Coach sees golden future for Solomon
By Daniel Lane
August 12, 2012
FIRA DVOSKINA, the 77-year-old Ukrainian immigrant coach of Olympic surprise packet Steve Solomon, has predicted her 400m runner would win at the 2016 Olympics in Rio de Janeiro.
Before she emigrated to Australia in 1995 when the collapse of the Iron Curtain made life unbearable for the elderly in the Ukraine, Dvoskina, whose husband Boris was selected to represent the Soviet Union in the 4 x 400m relay at the 1952 Helsinki Games but did not compete, was immersed in the Soviet sports system and coached many national teams.
However, the development of 19-year-old Solomon from a boy who couldn't make the Cranbrook school's athletic team to London Olympic 400 m track finalist and world junior bronze medallist, was considered a crowning moment.
"Of course I am proud, very proud it is my work," said Dvoskina. "My athletes are like my kids, my sons and daughters. Steve is like [a] grandson. I love them all so much. They will tell you Fira is our grandma.

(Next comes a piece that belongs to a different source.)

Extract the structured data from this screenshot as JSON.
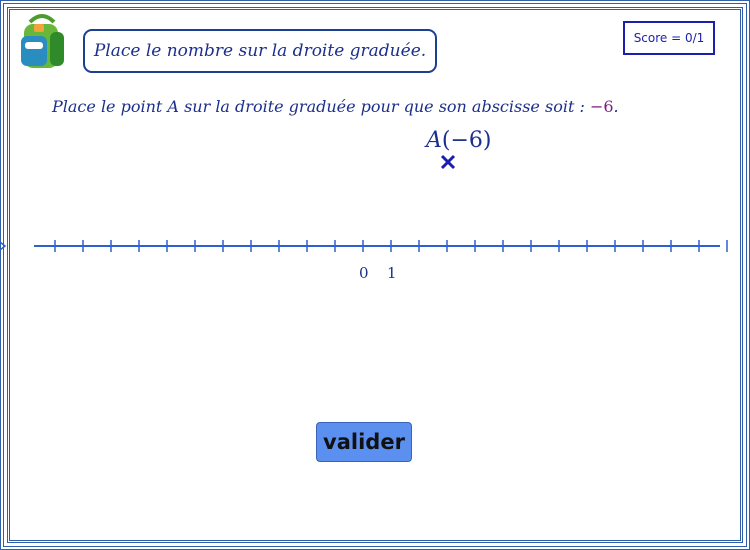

"I have coached for 55 years. It is my life. I love coaching, love to teach. I love being with the guys. I give my heart, my knowledge and my time to my boys.
"He is a good kid. Steve is strong inside. Last September he had a very bad tear in his hamstring – seven centimetres long – it was cured in January [just] before his first [Olympic qualifying] competition in February at Perth but we planned his year [and it worked]."
Dvoskina was adamant that after being blooded in London, Solomon was capable of conquering the world at Brazil in four years' time.
"Of course," she enthused. "Of course he can. He did what he did [at London] in [just] two-and-a-half years of training [with me].
"[Considering] what he has already achieved [in such a short time] he's already on the track at Rio."
Nevertheless, she was annoyed to have coached Solomon for his Olympic baptism over the internet because Athletics Australia did not provide her with accreditation to attend the Games or the pre-Olympic training camp at Tonbridge.
Solomon's family paid for Dvoskina to accompany him to the world junior championships in Barcelona, but she was homeward bound when the selectors picked him to run at London.
"I needed to be there with him," she said. "At Barcelona he was very good. He won the bronze medal and ran a personal best. They gave him permission to run at the Olympics on 10th of July. I [had] come home from Barcelona.
[Athletics Australia] did not believe he could run like that, only I believe in his result. He can run very fast.
"I am pensioner, I am a volunteer and don't earn money . . . Athletics Australia give me $500 to prepare him to Barcelona and $500 for London . . . The [plane] ticket costs more.
Dvoskina is proud Solomon will soon head to the US to study medicine at Stanford University. However, she said thanks to the internet that wouldn't mean an end to their extraordinary relationship.